Braces, big phones and big profits – Gordon Gekko was the archetypal stock market villain. He made his fortune in real-estate speculation before moving into “corporate raiding”, a shady practice involving buying a large stake in a company before forcing it to downsize or liquidate, returning a healthy profit at the expense of its employees.
“Greed, for lack of a better word, is good,” is his best-known quote. Yet greed, via insider trading, led to his downfall. After being wire-tapped by former protégé, Bud Fox, an 11-year prison sentence duly followed.
Forrest Gump/Lieutenant Dan
With money from endorsing a table tennis bat, Forrest buys a fishing boat to catch shrimp and fulfil a promise he made to his war comrade Bubba. Things aren’t going well for the Bubba Gump Shrimp Company until a freak storm sinks the competition, leaving Forrest and business partner Lieutenant Dan with a shrimp monopoly.
In the early 1970s, Lieutenant Dan invests their shrimp profits in “some kind of fruit company”. That company was in fact Apple Computers. We don’t know exactly how rich Forrest becomes but he says money became one less thing to worry about – and he has a gift for understatement.
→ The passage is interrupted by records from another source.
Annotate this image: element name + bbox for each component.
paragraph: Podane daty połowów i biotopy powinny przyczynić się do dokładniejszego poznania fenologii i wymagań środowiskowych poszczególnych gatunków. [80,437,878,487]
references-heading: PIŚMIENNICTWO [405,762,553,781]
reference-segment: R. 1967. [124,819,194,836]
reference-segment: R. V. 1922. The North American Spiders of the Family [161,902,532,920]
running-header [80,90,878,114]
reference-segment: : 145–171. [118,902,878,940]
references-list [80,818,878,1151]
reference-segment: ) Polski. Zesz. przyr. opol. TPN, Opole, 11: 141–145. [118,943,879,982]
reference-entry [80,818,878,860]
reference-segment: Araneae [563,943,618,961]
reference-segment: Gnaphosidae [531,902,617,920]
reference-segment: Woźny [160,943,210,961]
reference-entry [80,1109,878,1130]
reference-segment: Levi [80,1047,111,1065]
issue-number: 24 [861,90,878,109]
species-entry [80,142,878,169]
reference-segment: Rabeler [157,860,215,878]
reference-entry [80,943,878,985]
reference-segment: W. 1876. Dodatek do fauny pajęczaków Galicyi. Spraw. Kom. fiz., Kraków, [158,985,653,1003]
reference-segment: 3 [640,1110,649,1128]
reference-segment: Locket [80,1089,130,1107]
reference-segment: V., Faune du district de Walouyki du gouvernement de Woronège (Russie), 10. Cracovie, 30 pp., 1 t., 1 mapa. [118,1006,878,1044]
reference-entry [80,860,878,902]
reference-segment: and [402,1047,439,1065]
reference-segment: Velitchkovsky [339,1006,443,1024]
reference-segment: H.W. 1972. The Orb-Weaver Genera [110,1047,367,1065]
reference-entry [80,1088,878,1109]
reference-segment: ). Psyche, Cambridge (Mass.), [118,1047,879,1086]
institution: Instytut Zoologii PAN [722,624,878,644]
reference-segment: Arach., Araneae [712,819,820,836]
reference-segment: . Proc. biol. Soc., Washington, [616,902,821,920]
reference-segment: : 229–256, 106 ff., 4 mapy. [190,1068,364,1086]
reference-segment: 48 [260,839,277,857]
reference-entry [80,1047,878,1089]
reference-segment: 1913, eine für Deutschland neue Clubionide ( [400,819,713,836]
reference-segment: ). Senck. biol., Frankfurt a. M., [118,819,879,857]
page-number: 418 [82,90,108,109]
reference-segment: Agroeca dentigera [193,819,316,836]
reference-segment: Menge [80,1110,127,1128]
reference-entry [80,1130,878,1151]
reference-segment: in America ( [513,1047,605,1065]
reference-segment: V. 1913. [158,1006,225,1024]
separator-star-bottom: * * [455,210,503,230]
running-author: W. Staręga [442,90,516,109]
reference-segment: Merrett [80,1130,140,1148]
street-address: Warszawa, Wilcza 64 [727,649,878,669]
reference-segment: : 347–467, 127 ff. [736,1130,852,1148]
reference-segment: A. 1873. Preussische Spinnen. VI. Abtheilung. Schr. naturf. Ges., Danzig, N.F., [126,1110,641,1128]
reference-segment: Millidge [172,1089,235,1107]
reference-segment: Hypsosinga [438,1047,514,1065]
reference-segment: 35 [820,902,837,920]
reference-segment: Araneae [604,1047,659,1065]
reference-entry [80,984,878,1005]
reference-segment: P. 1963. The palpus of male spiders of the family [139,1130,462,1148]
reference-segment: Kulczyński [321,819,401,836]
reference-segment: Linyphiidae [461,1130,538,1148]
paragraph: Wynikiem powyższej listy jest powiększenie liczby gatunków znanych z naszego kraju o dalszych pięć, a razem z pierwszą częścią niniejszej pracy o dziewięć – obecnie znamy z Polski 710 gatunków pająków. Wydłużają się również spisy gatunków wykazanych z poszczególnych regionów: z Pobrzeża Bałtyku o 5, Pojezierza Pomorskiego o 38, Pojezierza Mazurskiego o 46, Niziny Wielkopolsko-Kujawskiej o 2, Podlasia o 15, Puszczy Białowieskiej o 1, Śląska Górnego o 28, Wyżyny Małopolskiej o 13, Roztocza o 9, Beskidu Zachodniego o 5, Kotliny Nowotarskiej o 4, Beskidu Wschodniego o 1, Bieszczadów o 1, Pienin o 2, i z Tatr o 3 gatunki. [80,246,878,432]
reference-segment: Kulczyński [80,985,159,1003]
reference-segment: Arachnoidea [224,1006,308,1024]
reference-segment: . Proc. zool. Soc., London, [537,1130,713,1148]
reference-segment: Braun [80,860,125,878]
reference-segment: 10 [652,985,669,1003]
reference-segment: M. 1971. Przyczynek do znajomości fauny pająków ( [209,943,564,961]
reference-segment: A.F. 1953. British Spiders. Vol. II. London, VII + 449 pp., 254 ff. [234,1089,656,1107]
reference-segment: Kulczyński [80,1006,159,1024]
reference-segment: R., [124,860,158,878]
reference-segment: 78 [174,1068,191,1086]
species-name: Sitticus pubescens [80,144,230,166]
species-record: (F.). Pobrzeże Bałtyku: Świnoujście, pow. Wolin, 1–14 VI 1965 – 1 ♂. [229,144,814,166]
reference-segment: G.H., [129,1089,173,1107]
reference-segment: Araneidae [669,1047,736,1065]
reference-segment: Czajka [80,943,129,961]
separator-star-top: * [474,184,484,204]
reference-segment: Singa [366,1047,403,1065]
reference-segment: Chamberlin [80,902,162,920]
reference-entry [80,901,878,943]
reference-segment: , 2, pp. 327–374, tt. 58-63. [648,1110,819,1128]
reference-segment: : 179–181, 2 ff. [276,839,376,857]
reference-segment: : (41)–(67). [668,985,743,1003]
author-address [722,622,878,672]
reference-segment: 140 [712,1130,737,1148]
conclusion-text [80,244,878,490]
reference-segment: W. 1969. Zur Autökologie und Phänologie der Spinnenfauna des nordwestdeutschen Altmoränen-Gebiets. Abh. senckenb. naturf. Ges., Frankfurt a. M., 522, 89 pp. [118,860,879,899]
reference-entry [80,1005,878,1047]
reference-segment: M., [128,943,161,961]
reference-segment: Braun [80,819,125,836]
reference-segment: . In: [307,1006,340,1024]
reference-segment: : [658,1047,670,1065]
How much of Ebenezer Scrooge’s wealth came from his own shrewd investments and how much of it was a result of extreme cost-saving measures is unclear. Refusing Bob Cratchit another piece of coal for the fire saved a few pennies. He especially despised Christmas and believed it was “a poor excuse for picking a man’s pocket every 25th of December”.
Widely regarded as selfish, greedy and mean-spirited, Scrooge was a moneylender in Dickensian London. Were he in business today, no doubt he would refuse to invest in a colourful website with sliding-bar calculators and garish TV commercials with creepy puppets.
Scrooge McDuck is the most successful investor in the animal world and his creator, Karl Barks, puts his wealth at precisely one multiplujillion, nine obsquatumatillion, six hundred twenty-three dollars and sixty-two cents. Most of which he keeps in a giant, heavily-guarded money bin.
Coming from humble Glaswegian roots, he travelled the world to make his fortune, hunting treasure and making canny investments, such as gold mining at the beginning of the 20th century.
Poor kid Charlie Bucket finds a coin in a gutter, invests it in a few chocolate bars and ends up inheriting Willy Wonka’s vast confectionery empire. Not a bad return. That said, he still has to pass Wonka’s test of character by returning his everlasting gobstopper instead of selling the secret recipe to his rival Slugworth, thereby proving his nous as a long-term investor, rather than going for the easy short-term gain.
Charles Montgomery Burns
His portfolio is vast, ranging from Springfield’s nuclear power plant to the ill-fated Springfield monorail and the rights to the song White Christmas.
His most ingenious (and morally questionable) investment was a giant disc to block out the sun and force the residents of Springfield to increase their energy consumption. But a low point came when he suffered the ignominy of being expelled from Billionaire Camp after his net worth slipped to a paltry $996m.